Cependant les Etats chrétiens se
trouvant aujourd'hui partagés entre une infinité de différons souverains, il est
impossible d'assembler un concile général, ou d'en diriger solidement les
démarches, si l'on n'établit préalablement, au sujet du gouvernement
ecclésiastique, au moins en général une sorte d'uniformité et de subordination.
Car premièrement, les évêques de
France et d'Espagne ne se rendraient pas à la convocation d'un concile, qui
serait faite par les princes d'Allemagne, ni les évêques d'Allemagne à celle que
feraient les rois de France et d'Espagne. Bien plus, on a pour principe dans les
Etats delà communion romaine, que tout concile assemblé sans l'autorité du Pape,
est nul, et que tous les évêques sont subordonnés de droit divin au Pontife
romain ; d'où il s'ensuit que les Etats catholiques romains rejetteront le
concile et les voies de conciliation qu'on voudrait tenter sans l'intervention
du Pape.
Secondement, voici la forme du
gouvernement ecclésiastique reçue partout uniformément : les pasteurs ordinaires
sont soumis aux évêques, les évêques aux archevêques, et les archevêques aux
cinq patriarches de Rome, de Constantinople, d'Alexandrie, d'Antioche et de
Jérusalem. Parmi ces patriarches, celui de Rome
383
est le supérieur ou premier, quoiqu'il n'ait pourtant cette
prérogative que de droit humain.
Troisièmement, on n'a jamais
rejeté cette primauté du Pape, ni dans la Confession d’Augsbourg et dans
son Apologie, ni dans les articles de Smalcalde.
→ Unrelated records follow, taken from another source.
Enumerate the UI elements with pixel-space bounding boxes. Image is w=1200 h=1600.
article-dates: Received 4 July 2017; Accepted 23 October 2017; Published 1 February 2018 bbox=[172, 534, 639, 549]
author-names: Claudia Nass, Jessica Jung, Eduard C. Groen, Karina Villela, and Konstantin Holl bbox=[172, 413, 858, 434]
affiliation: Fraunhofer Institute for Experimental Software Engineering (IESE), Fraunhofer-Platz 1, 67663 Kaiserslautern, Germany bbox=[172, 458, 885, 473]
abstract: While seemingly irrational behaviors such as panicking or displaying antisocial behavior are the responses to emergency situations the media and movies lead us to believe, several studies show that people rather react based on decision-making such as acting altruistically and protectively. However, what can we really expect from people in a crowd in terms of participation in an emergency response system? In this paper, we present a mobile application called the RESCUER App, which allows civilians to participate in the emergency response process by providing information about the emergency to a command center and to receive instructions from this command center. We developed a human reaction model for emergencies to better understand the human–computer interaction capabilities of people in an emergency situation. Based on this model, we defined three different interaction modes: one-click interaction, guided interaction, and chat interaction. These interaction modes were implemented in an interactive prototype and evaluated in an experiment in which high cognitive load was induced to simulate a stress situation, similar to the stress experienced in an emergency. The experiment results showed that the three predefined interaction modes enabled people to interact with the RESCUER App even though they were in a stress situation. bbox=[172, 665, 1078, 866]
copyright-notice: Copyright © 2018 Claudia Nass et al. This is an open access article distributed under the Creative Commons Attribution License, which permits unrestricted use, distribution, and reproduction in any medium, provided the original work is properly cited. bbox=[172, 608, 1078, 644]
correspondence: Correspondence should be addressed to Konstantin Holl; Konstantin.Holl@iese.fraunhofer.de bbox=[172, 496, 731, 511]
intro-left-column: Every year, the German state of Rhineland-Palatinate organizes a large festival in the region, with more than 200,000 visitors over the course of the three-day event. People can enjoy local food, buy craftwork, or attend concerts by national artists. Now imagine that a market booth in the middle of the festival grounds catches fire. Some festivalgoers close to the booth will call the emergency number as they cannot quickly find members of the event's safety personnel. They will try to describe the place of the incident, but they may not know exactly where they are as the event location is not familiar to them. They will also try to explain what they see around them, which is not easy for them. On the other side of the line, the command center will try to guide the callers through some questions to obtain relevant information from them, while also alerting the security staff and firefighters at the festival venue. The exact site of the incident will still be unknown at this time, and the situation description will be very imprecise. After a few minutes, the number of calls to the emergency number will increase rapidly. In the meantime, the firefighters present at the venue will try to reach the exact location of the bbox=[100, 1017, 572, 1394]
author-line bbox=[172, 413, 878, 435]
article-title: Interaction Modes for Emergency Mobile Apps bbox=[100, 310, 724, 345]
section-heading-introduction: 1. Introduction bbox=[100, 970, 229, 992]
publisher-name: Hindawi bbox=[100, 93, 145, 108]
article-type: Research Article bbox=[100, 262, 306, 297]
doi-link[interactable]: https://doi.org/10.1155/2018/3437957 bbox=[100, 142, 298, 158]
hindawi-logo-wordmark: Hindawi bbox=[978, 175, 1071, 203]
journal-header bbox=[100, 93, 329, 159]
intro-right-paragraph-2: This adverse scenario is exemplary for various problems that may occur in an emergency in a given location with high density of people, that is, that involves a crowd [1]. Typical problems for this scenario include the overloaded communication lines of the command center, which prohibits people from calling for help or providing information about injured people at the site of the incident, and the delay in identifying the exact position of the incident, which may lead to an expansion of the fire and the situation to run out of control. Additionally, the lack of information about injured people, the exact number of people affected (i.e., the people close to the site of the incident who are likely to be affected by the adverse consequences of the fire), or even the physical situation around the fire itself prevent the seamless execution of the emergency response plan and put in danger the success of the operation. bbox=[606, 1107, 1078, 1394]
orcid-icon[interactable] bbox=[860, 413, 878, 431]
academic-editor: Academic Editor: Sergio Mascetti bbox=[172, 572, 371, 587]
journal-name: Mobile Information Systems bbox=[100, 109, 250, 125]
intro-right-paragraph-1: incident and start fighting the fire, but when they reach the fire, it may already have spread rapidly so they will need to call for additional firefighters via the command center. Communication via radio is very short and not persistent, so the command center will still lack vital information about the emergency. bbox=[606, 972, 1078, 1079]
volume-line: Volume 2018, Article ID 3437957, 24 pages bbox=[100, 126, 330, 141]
Au contraire on y
déclare qu'à cause de l'état actuel de la société chrétienne, il faut pour le
bien général de la paix, tolérer cette primauté, et l'on n'en déteste que
l'abus, je veux dire la tyrannie sur les consciences et sur les personnes. Cette
tyrannie cessera, si l'on veut se conformer à ce qu’on a dit jusqu'ici et à ce
qu'on dira dans la suite. Quoique dans le cas présent on n'attribue pas au Pape
l'infaillibilité, néanmoins son sentiment, sur les points non décidés par
l'Ecriture ou par l'Eglise, doit être préféré à cause de sa qualité de
supérieur, à celui de quelque docteur particulier que ce soit : on doit, dis-je,
à son sentiment une pieuse croyance, et lui obéir dans les matières spirituelles
et licites. Cependant on ne peut publier ses décrets dans les différents Etats,
sans le consentement des princes.
On doit convenir expressément au
sujet des coutumes et des pratiques ecclésiastiques, qui ne peuvent être ou
omises, ou introduites, sans troubler considérablement la paix de toute ou d'une
partie de la société chrétienne. Il faut, par conséquent, déclarer licite d'un
commun accord l'usage, la tolérance, ou l'omission de ces coutumes et de ces
pratiques.
Car, comme nous l'avons déjà
observé, les apôtres n'osèrent abolir l'usage judaïque, quoiqu'alors
superstitieux, de s'abstenir de manger du sang, et firent même de cet usage une
loi générale et uniforme.
D'ailleurs saint Paul, pour ménager la faiblesse des Juifs,
fit recevoir à son disciple Timothée la circoncision, quoiqu'abrégée déjà devant
Dieu et devant bientôt l'être publiquement. Il en est de même de beaucoup de
pratiques, qu'on ne pourrait ou abroger ou mettre en usage, soit chez les
catholiques romains, soit chez les protestants, sans jeter le peuple dans le
trouble, à moins que l'autorité d'un concile général n'intervint.
384
Un fait assez plaisant, arrivé
au dernier siècle dans un certain canton de la Carinthie, est la preuve de ce
que je viens de dire. Le seigneur du lieu y avait établi un ministre de la
Confession helvétique, pour en instruire ses vassaux. Déjà ce ministre leur
avait persuadé qu'il leur prouverait que l'Eglise romaine était dans l'erreur
sur plusieurs points essentiels. Mais par malheur il survint un jour que le
village avait coutume d'aller en procession à une église un peu éloignée. Le
ministre fit tout ce qu'il put pour engager le peuple à abolir cette procession
; mais son discours ne servit qu'à le mettre dans une telle fureur, qu'il menaça
même de tuer le seigneur, s'il ne lui donnait un autre prêtre, qui fût exact
observateur des processions ; et ce petit contre-temps a fait rejeter jusqu'à
présent par ces villageois tout le fond de la Réforme.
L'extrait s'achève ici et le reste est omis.